Le carcasse rinvenute vengono inviate ai laboratori dello Us Fish and Wildlife Service in Oregon e del National Wildlife Health Centre in Wisconsin, dove i ricercatori sono impegnati nelle dovute verifiche. Ci vorranno almeno due settimane per dare una spiegazione certa all’accaduto. Per ora, ornitologi e studiosi possono solo avanzare delle ipotesi.
Questo è il periodo dell’anno in cui i volatili partono dalle tundre dell’Alaska e del Canada e attraversano gli Usa, per raggiungere l’America centrale e meridionale con le sue temperature più miti. È fondamentale che, a intervalli di qualche giorno, riescano a interrompere questo lungo tragitto per nutrirsi e riposare. Gli incendi che stanno flagellando la costa ovest degli Usa però potrebbero averli costretti a cambiare rotta e ritrovarsi nel bel mezzo del deserto di Chihuahua, nel Messico Occidentale, dove cibo e acqua sono troppo scarsi. Fa propendere per quest’ipotesi il fatto che molte carcasse siano pressoché scheletriche.
Un’altra teoria vuole che le condizioni esterne abbiano costretto gli uccelli a iniziare in anticipo la stagione migratoria, senza aver avuto il tempo di accumulare le riserve adipose indispensabili per reggere il viaggio. Una causa probabile è la siccità record che ha colpito gli Stati americani sud-occidentali, riducendo la disponibilità di insetti. Oppure l’ondata di freddo anomalo che si è verificata tra il 9 e il 10 settembre. Altri studiosi invece ritengono che il fumo degli incendi abbia danneggiato i loro polmoni. Il fenomeno potrebbe anche essere il frutto di una combinazione di cause. A complicare la questione è il fatto che alcune specie – come la rondine, l’acchiappamosche e la dendroica cerulea – siano state molto più colpite rispetto ad altre.
Le morìe di massa di uccelli migratori sono eventualità che si verificano estremamente di rado, e quasi mai raggiungono numeri del genere. Sulla base dei registri storici, il Guardian sottolinea come tali episodi siano sempre associati a un evento meteorologico estremo, come un subitaneo calo delle temperature, una grandinata o una tempesta di neve. La nevicata eccezionale che si verificò tra Minnesota e Iowa nel marzo 1904, per esempio, portò alla morte di circa un milione e mezzo di esemplari.
La progressiva scomparsa degli uccelli dai cieli americani, tuttavia, è un fenomeno molto più vasto.
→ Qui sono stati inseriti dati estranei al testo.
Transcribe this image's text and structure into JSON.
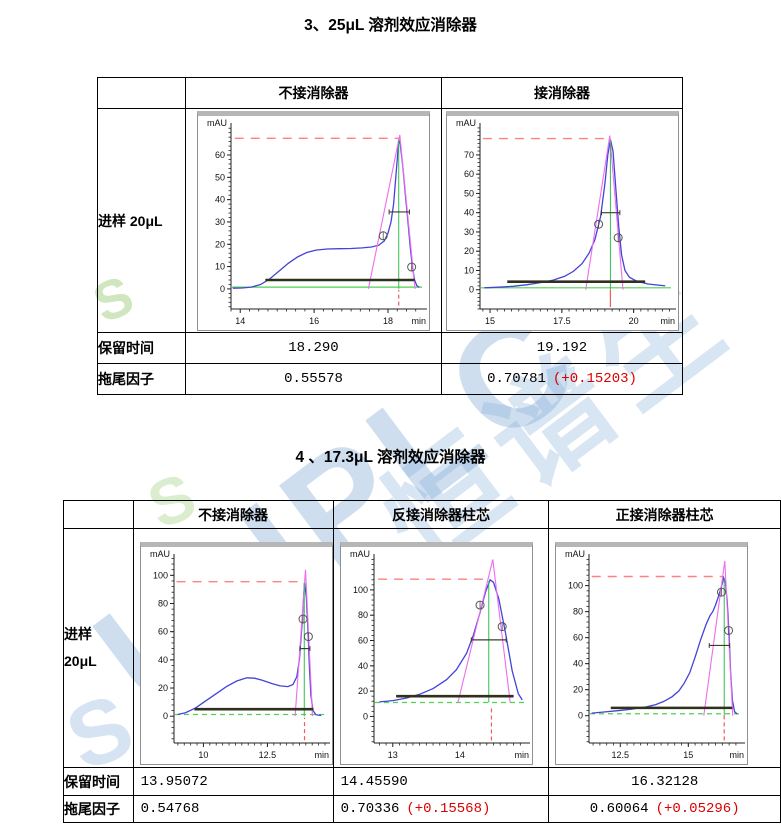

Lo studio più completo sul tema è stato pubblicato a settembre 2019 da Science e arriva a tracciarne un bilancio allarmante: rispetto al 1970, negli Usa e in Canada ci sono addirittura 2,9 miliardi di esemplari in meno. L’obiettivo di quest’analisi è quello di fare un censimento e non di definire le cause, ma appare molto probabile che alla base ci siano la perdita di habitat e l’uso massiccio di pesticidi in agricoltura.